Reading and math results in grades 4 and 8 from the first large-scale digital administration of the National Assessment of Educational Progress (NAEP) will be released early next year, and Peggy Carr, acting commissioner of the National Center for Education Statistics (NCES), said in a conference call briefing on Tuesday that she is “optimistic” that NCES will able to maintain the trend line in performance “across all states, all jurisdictions and all the subgroups.”

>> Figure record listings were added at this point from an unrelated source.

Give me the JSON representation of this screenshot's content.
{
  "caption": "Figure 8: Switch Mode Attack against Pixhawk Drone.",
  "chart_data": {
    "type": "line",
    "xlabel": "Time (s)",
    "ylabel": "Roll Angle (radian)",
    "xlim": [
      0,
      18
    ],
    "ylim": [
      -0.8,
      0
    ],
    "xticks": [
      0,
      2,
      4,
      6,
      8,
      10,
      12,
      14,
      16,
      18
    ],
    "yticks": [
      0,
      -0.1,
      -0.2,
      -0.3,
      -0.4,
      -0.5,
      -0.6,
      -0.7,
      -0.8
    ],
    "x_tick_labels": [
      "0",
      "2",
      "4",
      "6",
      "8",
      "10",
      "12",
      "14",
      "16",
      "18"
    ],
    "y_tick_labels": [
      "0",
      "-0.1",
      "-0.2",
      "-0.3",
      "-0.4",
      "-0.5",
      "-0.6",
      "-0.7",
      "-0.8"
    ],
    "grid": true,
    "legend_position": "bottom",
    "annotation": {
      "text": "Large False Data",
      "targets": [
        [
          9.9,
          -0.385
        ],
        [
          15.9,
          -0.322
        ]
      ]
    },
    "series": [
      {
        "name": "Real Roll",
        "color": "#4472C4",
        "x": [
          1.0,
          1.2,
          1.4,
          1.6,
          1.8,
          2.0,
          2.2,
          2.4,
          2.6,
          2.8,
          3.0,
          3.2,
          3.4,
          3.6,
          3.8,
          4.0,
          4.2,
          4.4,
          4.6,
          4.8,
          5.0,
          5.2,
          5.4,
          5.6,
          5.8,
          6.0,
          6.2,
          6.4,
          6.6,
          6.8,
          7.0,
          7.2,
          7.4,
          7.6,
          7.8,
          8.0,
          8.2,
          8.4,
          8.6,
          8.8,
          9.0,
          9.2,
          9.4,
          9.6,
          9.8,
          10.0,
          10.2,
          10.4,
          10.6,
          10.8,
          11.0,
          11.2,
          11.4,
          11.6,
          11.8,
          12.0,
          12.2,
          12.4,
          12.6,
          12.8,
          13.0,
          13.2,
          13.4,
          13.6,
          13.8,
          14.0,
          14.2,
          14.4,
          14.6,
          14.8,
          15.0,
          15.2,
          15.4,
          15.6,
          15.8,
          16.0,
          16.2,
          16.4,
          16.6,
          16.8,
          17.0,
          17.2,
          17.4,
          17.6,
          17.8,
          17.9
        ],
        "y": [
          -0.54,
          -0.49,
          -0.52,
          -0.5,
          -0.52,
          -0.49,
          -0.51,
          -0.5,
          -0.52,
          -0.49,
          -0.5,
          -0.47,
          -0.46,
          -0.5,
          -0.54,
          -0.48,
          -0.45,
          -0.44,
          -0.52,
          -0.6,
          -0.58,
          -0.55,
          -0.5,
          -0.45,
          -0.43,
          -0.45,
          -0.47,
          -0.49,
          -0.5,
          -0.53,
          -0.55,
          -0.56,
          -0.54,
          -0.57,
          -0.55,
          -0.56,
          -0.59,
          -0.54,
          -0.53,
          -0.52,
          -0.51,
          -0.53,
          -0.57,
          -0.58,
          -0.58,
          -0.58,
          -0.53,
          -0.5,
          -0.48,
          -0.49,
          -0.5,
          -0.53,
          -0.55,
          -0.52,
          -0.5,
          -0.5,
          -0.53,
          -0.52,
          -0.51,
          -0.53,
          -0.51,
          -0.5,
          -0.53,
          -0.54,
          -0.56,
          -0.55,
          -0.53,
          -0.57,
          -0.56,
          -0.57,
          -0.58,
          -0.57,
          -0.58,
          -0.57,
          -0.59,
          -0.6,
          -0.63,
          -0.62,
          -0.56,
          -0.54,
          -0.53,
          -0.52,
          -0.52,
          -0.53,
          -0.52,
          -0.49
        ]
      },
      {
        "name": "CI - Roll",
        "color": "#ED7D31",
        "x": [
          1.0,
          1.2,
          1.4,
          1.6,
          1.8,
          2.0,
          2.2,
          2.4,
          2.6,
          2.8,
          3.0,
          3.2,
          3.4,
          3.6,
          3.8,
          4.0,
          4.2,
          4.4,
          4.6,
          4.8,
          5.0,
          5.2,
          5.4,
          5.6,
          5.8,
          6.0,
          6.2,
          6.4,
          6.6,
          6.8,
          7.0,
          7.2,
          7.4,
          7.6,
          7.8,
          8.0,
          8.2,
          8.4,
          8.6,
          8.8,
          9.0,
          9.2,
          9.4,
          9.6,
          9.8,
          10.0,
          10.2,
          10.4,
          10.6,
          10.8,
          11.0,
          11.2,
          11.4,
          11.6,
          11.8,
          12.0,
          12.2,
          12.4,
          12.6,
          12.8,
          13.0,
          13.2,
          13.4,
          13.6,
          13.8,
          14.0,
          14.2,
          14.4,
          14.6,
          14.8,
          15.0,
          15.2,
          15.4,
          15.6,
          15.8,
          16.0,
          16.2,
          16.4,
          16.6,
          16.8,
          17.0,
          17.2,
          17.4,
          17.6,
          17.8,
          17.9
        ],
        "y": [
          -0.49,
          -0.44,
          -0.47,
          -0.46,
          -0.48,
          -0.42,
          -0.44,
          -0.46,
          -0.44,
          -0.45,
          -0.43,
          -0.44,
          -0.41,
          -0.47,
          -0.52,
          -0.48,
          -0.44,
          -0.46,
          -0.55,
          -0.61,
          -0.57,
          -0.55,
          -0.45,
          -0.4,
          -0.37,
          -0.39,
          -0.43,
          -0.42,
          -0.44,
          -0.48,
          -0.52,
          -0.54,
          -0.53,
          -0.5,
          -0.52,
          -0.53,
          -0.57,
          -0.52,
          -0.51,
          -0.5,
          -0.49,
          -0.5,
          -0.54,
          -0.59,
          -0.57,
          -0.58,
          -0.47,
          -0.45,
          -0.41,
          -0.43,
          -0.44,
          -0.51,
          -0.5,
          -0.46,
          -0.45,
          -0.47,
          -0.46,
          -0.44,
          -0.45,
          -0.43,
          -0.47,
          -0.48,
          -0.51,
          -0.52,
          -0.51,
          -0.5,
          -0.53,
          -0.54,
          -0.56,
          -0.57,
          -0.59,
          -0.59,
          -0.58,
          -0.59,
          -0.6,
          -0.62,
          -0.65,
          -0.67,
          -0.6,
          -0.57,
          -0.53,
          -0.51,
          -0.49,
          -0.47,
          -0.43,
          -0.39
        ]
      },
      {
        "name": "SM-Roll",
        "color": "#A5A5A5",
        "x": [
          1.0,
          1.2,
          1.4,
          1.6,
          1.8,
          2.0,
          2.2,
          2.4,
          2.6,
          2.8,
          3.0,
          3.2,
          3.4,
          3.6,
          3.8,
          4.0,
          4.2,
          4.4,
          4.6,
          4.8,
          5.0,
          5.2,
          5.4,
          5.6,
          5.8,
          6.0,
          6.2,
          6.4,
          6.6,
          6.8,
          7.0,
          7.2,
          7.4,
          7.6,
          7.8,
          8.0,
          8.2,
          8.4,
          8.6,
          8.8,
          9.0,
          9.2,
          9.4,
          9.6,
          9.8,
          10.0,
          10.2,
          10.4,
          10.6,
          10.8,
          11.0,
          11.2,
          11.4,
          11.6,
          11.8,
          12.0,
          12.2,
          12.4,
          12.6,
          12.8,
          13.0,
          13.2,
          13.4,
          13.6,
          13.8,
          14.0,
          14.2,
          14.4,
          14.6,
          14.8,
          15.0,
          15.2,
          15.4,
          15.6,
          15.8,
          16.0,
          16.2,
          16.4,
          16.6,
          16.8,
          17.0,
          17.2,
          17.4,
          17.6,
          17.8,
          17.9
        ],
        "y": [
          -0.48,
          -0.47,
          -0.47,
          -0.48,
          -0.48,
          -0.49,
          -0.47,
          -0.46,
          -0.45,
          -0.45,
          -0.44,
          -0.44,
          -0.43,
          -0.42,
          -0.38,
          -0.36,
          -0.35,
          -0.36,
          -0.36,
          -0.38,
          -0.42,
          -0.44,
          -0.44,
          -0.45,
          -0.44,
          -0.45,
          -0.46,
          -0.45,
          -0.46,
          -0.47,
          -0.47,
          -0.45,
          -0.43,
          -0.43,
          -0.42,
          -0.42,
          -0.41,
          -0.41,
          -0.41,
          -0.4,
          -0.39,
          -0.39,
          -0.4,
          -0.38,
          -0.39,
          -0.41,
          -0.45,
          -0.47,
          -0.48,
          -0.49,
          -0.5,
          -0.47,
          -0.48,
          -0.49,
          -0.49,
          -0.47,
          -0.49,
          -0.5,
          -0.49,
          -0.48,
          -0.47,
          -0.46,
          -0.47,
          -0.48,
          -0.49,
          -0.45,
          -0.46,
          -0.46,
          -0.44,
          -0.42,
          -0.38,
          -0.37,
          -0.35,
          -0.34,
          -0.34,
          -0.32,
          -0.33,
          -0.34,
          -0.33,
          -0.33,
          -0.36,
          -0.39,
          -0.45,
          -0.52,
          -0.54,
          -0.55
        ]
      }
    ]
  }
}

While results are normally released in October, the additional time was needed for careful analysis in which NCES compared student performance on the digitally based assessments with that of students who took traditional paper-and-pencil assessments. While digital devices have been used for some NAEP assessments in the past, such as for science interactive computer tasks, writing, and technology and engineering literacy, NCES is now making a “full transition over to a digital environment,” Bill Bushaw, executive director of the National Assessment Governing Board, said during the briefing.
NCES began piloting digital reading and math assessments in 2015 by having small groups take the online reading and math assessments while the majority of students were still using the old format. Then this year, the process was flipped to having the majority using the online platform and a smaller sample using the paper tests as a way to determine whether the format affected student performance. Carr adds that NCES went through a period of “play testing” with groups of students to familiarize them with the format and to collect feedback on sample items. Tutorials are also available for students.
In keeping with the move to digitally based assessments at the state level, NAEP’s transition to an online format will allow NCES to measure students’ learning in new ways and to collect data, for example, on how long students spend on a math task, how long they take to read a passage or what tools on the computer they use to help them solve a problem. This data, Carr says, “enriches reporting” and will contribute to the development of future test items. Some tasks might also now include audio, video or multimedia.
In 2018, the civics, geography and U.S. history tests will also be digitally based. NAEP also provides all the equipment needed for students to take the assessments, including tablets with keyboards, earbuds, a stylus, an administrator tablet, a closed wireless network and a field staff to set it all up.